The decision of the Workers’ Compensation Board hearing officer is vacated, and the case remanded for proceedings consistent with this opinion.

. Spear also filed petitions for reinstatement related to these injuries. The hearing officer denied those petitions and Spear does not contest that ruling on appeal.

. Prior to going to work for the Town of Wells, Spear had worked as a police officer for the Town of York and the Town of Eliot. Spear originally injured his back while working for the Town of York in 1981, and he suffered another back injury while working for the Town of Eliot in 1989.

.Title 39-A M.R.S. § 201 (2006), governs "[entitlement to compensation and services generally." It provides, in relevant part:

4.Preexisting condition.
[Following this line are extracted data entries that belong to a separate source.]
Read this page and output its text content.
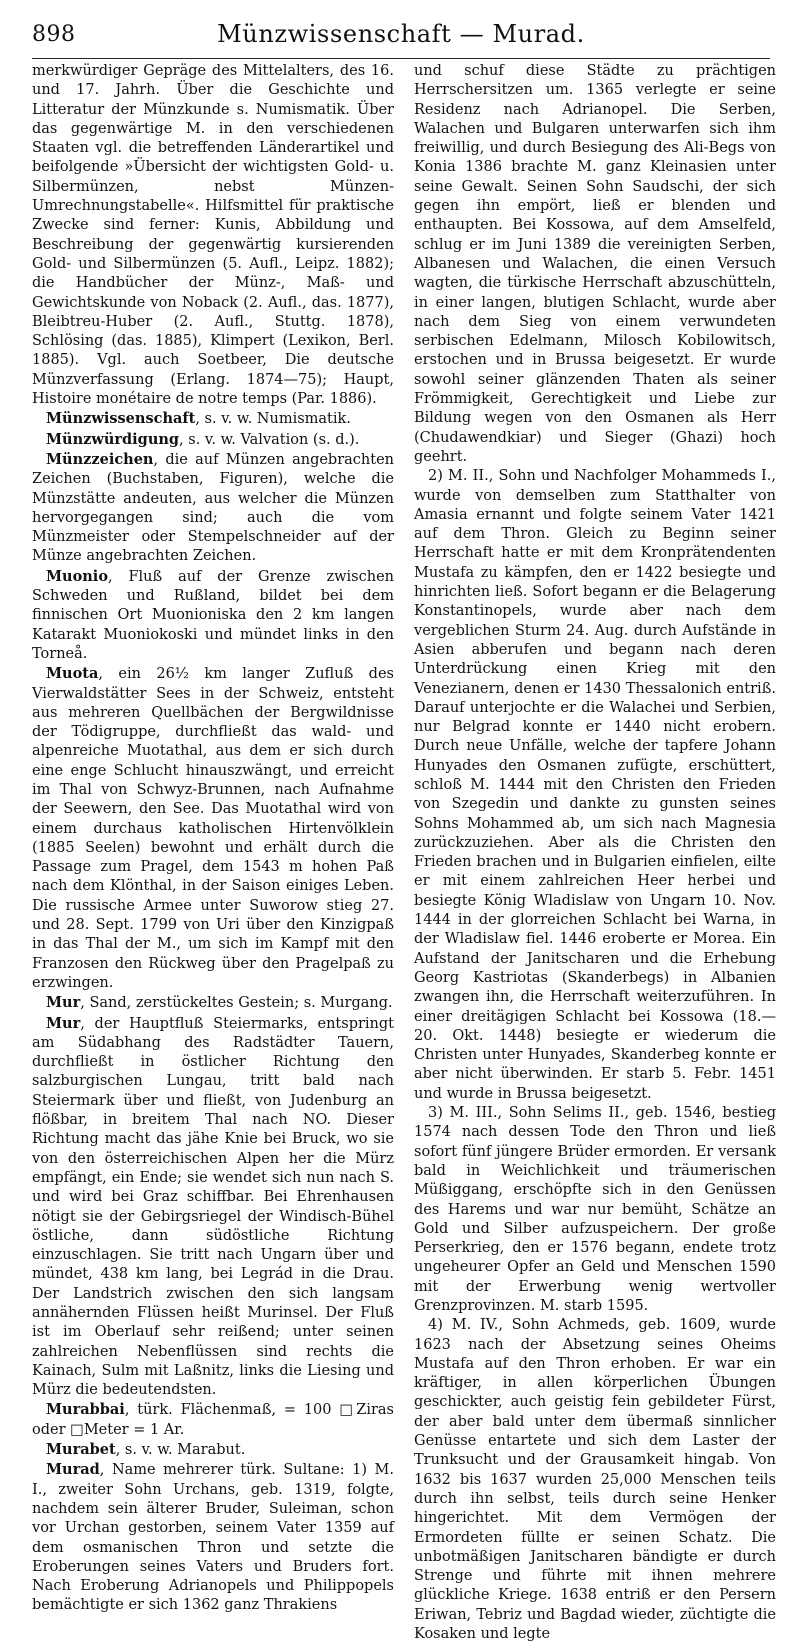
898	Münzwissenschaft — Murad.

merkwürdiger Gepräge des Mittelalters, des 16. und 17. Jahrh. Über die Geschichte und Litteratur der Münzkunde s. Numismatik. Über das gegenwärtige M. in den verschiedenen Staaten vgl. die betreffenden Länderartikel und beifolgende »Übersicht der wichtigsten Gold- u. Silbermünzen, nebst Münzen-Umrechnungstabelle«. Hilfsmittel für praktische Zwecke sind ferner: Kunis, Abbildung und Beschreibung der gegenwärtig kursierenden Gold- und Silbermünzen (5. Aufl., Leipz. 1882); die Handbücher der Münz-, Maß- und Gewichtskunde von Noback (2. Aufl., das. 1877), Bleibtreu-Huber (2. Aufl., Stuttg. 1878), Schlösing (das. 1885), Klimpert (Lexikon, Berl. 1885). Vgl. auch Soetbeer, Die deutsche Münzverfassung (Erlang. 1874—75); Haupt, Histoire monétaire de notre temps (Par. 1886).

Münzwissenschaft, s. v. w. Numismatik.

Münzwürdigung, s. v. w. Valvation (s. d.).

Münzzeichen, die auf Münzen angebrachten Zeichen (Buchstaben, Figuren), welche die Münzstätte andeuten, aus welcher die Münzen hervorgegangen sind; auch die vom Münzmeister oder Stempelschneider auf der Münze angebrachten Zeichen.

Muonio, Fluß auf der Grenze zwischen Schweden und Rußland, bildet bei dem finnischen Ort Muonioniska den 2 km langen Katarakt Muoniokoski und mündet links in den Torneå.

Muota, ein 26½ km langer Zufluß des Vierwaldstätter Sees in der Schweiz, entsteht aus mehreren Quellbächen der Bergwildnisse der Tödigruppe, durchfließt das wald- und alpenreiche Muotathal, aus dem er sich durch eine enge Schlucht hinauszwängt, und erreicht im Thal von Schwyz-Brunnen, nach Aufnahme der Seewern, den See. Das Muotathal wird von einem durchaus katholischen Hirtenvölklein (1885 Seelen) bewohnt und erhält durch die Passage zum Pragel, dem 1543 m hohen Paß nach dem Klönthal, in der Saison einiges Leben. Die russische Armee unter Suworow stieg 27. und 28. Sept. 1799 von Uri über den Kinzigpaß in das Thal der M., um sich im Kampf mit den Franzosen den Rückweg über den Pragelpaß zu erzwingen.

Mur, Sand, zerstückeltes Gestein; s. Murgang.

Mur, der Hauptfluß Steiermarks, entspringt am Südabhang des Radstädter Tauern, durchfließt in östlicher Richtung den salzburgischen Lungau, tritt bald nach Steiermark über und fließt, von Judenburg an flößbar, in breitem Thal nach NO. Dieser Richtung macht das jähe Knie bei Bruck, wo sie von den österreichischen Alpen her die Mürz empfängt, ein Ende; sie wendet sich nun nach S. und wird bei Graz schiffbar. Bei Ehrenhausen nötigt sie der Gebirgsriegel der Windisch-Bühel östliche, dann südöstliche Richtung einzuschlagen. Sie tritt nach Ungarn über und mündet, 438 km lang, bei Legrád in die Drau. Der Landstrich zwischen den sich langsam annähernden Flüssen heißt Murinsel. Der Fluß ist im Oberlauf sehr reißend; unter seinen zahlreichen Nebenflüssen sind rechts die Kainach, Sulm mit Laßnitz, links die Liesing und Mürz die bedeutendsten.

Murabbai, türk. Flächenmaß, = 100 □Ziras oder □Meter = 1 Ar.

Murabet, s. v. w. Marabut.

Murad, Name mehrerer türk. Sultane: 1) M. I., zweiter Sohn Urchans, geb. 1319, folgte, nachdem sein älterer Bruder, Suleiman, schon vor Urchan gestorben, seinem Vater 1359 auf dem osmanischen Thron und setzte die Eroberungen seines Vaters und Bruders fort. Nach Eroberung Adrianopels und Philippopels bemächtigte er sich 1362 ganz Thrakiens

und schuf diese Städte zu prächtigen Herrschersitzen um. 1365 verlegte er seine Residenz nach Adrianopel. Die Serben, Walachen und Bulgaren unterwarfen sich ihm freiwillig, und durch Besiegung des Ali-Begs von Konia 1386 brachte M. ganz Kleinasien unter seine Gewalt. Seinen Sohn Saudschi, der sich gegen ihn empört, ließ er blenden und enthaupten. Bei Kossowa, auf dem Amselfeld, schlug er im Juni 1389 die vereinigten Serben, Albanesen und Walachen, die einen Versuch wagten, die türkische Herrschaft abzuschütteln, in einer langen, blutigen Schlacht, wurde aber nach dem Sieg von einem verwundeten serbischen Edelmann, Milosch Kobilowitsch, erstochen und in Brussa beigesetzt. Er wurde sowohl seiner glänzenden Thaten als seiner Frömmigkeit, Gerechtigkeit und Liebe zur Bildung wegen von den Osmanen als Herr (Chudawendkiar) und Sieger (Ghazi) hoch geehrt.

2) M. II., Sohn und Nachfolger Mohammeds I., wurde von demselben zum Statthalter von Amasia ernannt und folgte seinem Vater 1421 auf dem Thron. Gleich zu Beginn seiner Herrschaft hatte er mit dem Kronprätendenten Mustafa zu kämpfen, den er 1422 besiegte und hinrichten ließ. Sofort begann er die Belagerung Konstantinopels, wurde aber nach dem vergeblichen Sturm 24. Aug. durch Aufstände in Asien abberufen und begann nach deren Unterdrückung einen Krieg mit den Venezianern, denen er 1430 Thessalonich entriß. Darauf unterjochte er die Walachei und Serbien, nur Belgrad konnte er 1440 nicht erobern. Durch neue Unfälle, welche der tapfere Johann Hunyades den Osmanen zufügte, erschüttert, schloß M. 1444 mit den Christen den Frieden von Szegedin und dankte zu gunsten seines Sohns Mohammed ab, um sich nach Magnesia zurückzuziehen. Aber als die Christen den Frieden brachen und in Bulgarien einfielen, eilte er mit einem zahlreichen Heer herbei und besiegte König Wladislaw von Ungarn 10. Nov. 1444 in der glorreichen Schlacht bei Warna, in der Wladislaw fiel. 1446 eroberte er Morea. Ein Aufstand der Janitscharen und die Erhebung Georg Kastriotas (Skanderbegs) in Albanien zwangen ihn, die Herrschaft weiterzuführen. In einer dreitägigen Schlacht bei Kossowa (18.—20. Okt. 1448) besiegte er wiederum die Christen unter Hunyades, Skanderbeg konnte er aber nicht überwinden. Er starb 5. Febr. 1451 und wurde in Brussa beigesetzt.

3) M. III., Sohn Selims II., geb. 1546, bestieg 1574 nach dessen Tode den Thron und ließ sofort fünf jüngere Brüder ermorden. Er versank bald in Weichlichkeit und träumerischen Müßiggang, erschöpfte sich in den Genüssen des Harems und war nur bemüht, Schätze an Gold und Silber aufzuspeichern. Der große Perserkrieg, den er 1576 begann, endete trotz ungeheurer Opfer an Geld und Menschen 1590 mit der Erwerbung wenig wertvoller Grenzprovinzen. M. starb 1595.

4) M. IV., Sohn Achmeds, geb. 1609, wurde 1623 nach der Absetzung seines Oheims Mustafa auf den Thron erhoben. Er war ein kräftiger, in allen körperlichen Übungen geschickter, auch geistig fein gebildeter Fürst, der aber bald unter dem übermaß sinnlicher Genüsse entartete und sich dem Laster der Trunksucht und der Grausamkeit hingab. Von 1632 bis 1637 wurden 25,000 Menschen teils durch ihn selbst, teils durch seine Henker hingerichtet. Mit dem Vermögen der Ermordeten füllte er seinen Schatz. Die unbotmäßigen Janitscharen bändigte er durch Strenge und führte mit ihnen mehrere glückliche Kriege. 1638 entriß er den Persern Eriwan, Tebriz und Bagdad wieder, züchtigte die Kosaken und legte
If a work-related injury aggravates, accelerates or combines with a preexisting physical condition, any resulting disability is compensable only if contributed to by the employment in a significant manner.
5.Subsequent nonwork injuries. If an employee suffers a nonwork-related injury or disease that is not causally connected to a previous compensable injury, the subsequent nonwork-related injury or disease is not compensable under this Act.

39-A M.R.S. § 201(4), (5).

. The hearing officer made the following relevant findings:

The Employee has a work capacity but has not done a good-faith work search as required under the law in order to receive total lost wage benefits. See Bureau v. Staffing Network, Inc., 678 A.2d 583, 585 (Me.1996).

Ms. Robinson provided a Labor Market Survey for the Employer. I find her Labor Market Survey persuasive evidence on the Employee’s earning capacity. I find that the Employee is able to earn $11.00 an hour at 40 hours per week. As a result, the Employee has imputed earnings of $440.00 with an imputed compensation rate of $304.05.